I expect that making data sources be interpolated into count would come after the introduction of the feature described in #4149, since that should enable the refactoring required to make this work. At present Terraform handles counts too "early" for the data sources to have had a chance to run, so some restructuring is required to make both this and the "partial apply" case of dynamic counts work as desired here.

I totally agree that this should work and have made some early steps on prototyping partial apply (in #8521) to start down the road to this being possible.

@apparentlymart #4149 is almost one year in the making, and it seems that a lot of users are blocked by this issue (me included). Wouldn't it be easier at this point to treat data sources differently (specially remote_state ones) and try to perform the resolution phases before the plan and apply phase instead of trying to try to solve the more ambitious chicken and egg problem ?

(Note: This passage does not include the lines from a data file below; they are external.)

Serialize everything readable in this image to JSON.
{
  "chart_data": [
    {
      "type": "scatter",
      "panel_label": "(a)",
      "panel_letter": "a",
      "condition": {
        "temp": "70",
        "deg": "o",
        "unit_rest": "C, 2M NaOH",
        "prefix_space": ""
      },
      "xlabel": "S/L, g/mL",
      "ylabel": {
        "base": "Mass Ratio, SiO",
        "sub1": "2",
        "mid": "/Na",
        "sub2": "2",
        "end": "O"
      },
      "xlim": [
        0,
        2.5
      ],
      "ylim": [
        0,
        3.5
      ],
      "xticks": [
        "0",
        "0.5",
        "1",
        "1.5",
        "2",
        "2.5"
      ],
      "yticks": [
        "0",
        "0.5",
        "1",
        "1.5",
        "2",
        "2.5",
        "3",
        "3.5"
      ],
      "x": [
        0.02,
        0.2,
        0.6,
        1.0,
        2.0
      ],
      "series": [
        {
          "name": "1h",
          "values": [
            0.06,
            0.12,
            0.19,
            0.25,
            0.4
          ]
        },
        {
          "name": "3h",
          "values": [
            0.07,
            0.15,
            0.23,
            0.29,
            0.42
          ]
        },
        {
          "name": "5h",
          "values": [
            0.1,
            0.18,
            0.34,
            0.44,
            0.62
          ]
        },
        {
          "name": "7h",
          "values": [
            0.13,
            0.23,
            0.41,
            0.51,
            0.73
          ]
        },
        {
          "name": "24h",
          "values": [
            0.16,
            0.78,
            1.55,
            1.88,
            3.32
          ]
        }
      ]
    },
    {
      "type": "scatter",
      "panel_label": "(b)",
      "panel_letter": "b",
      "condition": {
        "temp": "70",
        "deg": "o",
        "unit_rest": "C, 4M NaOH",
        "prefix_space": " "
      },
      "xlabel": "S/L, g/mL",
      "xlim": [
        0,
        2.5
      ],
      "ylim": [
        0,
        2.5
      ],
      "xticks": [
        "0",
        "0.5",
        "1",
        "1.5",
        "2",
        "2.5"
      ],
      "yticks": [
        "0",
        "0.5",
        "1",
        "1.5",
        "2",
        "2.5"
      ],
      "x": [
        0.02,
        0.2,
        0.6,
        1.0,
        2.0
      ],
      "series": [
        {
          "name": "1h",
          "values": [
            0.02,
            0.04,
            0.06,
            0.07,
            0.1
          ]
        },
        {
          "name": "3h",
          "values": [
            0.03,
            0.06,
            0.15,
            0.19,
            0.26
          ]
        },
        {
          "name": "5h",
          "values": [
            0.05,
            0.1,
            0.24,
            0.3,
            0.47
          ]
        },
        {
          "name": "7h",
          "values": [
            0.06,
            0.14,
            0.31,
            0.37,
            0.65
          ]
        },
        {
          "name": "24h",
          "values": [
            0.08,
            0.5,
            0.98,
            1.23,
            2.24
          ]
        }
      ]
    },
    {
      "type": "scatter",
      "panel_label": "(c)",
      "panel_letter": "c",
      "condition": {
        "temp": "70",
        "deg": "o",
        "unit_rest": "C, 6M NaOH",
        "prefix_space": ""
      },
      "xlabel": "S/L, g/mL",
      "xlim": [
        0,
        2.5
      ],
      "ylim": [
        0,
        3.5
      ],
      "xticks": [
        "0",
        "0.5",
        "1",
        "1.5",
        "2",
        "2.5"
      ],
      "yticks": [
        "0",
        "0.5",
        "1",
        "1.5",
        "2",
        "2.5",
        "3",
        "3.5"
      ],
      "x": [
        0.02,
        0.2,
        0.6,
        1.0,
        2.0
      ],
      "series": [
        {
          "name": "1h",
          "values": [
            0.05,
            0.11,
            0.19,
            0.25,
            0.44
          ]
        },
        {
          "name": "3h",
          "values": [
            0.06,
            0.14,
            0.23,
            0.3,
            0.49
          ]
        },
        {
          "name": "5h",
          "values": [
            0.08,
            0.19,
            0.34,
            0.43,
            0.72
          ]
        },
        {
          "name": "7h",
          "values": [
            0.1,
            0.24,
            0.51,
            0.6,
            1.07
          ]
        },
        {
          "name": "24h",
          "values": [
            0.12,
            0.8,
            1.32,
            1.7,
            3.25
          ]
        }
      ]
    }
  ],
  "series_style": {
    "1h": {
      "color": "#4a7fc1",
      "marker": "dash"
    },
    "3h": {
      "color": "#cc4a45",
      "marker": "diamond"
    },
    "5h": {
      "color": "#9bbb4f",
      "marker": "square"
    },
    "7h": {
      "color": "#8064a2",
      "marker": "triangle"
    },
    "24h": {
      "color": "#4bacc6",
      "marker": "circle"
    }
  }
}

I run into this limitation again today in a different scenario:

I usually create VPC in an dedicated terraform stack and use remote states to retrieve the resources created in the VPC:

data "terraform_remote_state" "vpc" {
  backend = "s3"
  config {
    bucket = "${var.state_bucket}"
    key    = "${var.vpc_state_key}"
    region = "${var.region}"
  }
}

Sometimes I would like to use information from this state file as a count parameter. For instance:

resource "aws_efs_mount_target" "efsmp" {
  count = "${length(data.terraform_remote_state.vpc.private_subnets})"
  file_system_id = "${aws_efs_file_system.efs.id}"
  subnet_id = "${var.subnets[count.index]}"
}

If I'm correct this was possible before terraform 0.7 and the transformation of the remote state to a data source

It is not a very big deal but it would be really helpful if this was solved

I think this is related, if not a duplicate of https://github.com/hashicorp/terraform/issues/1497.

yep, it's the same issue

Closing as a fundamental duplicate of #1497.

I'm going to lock this issue because it has been closed for _30 days_ ⏳. This helps our maintainers find and focus on the active issues.

If you have found a problem that seems similar to this, please open a new issue and complete the issue template so we can capture all the details necessary to investigate further.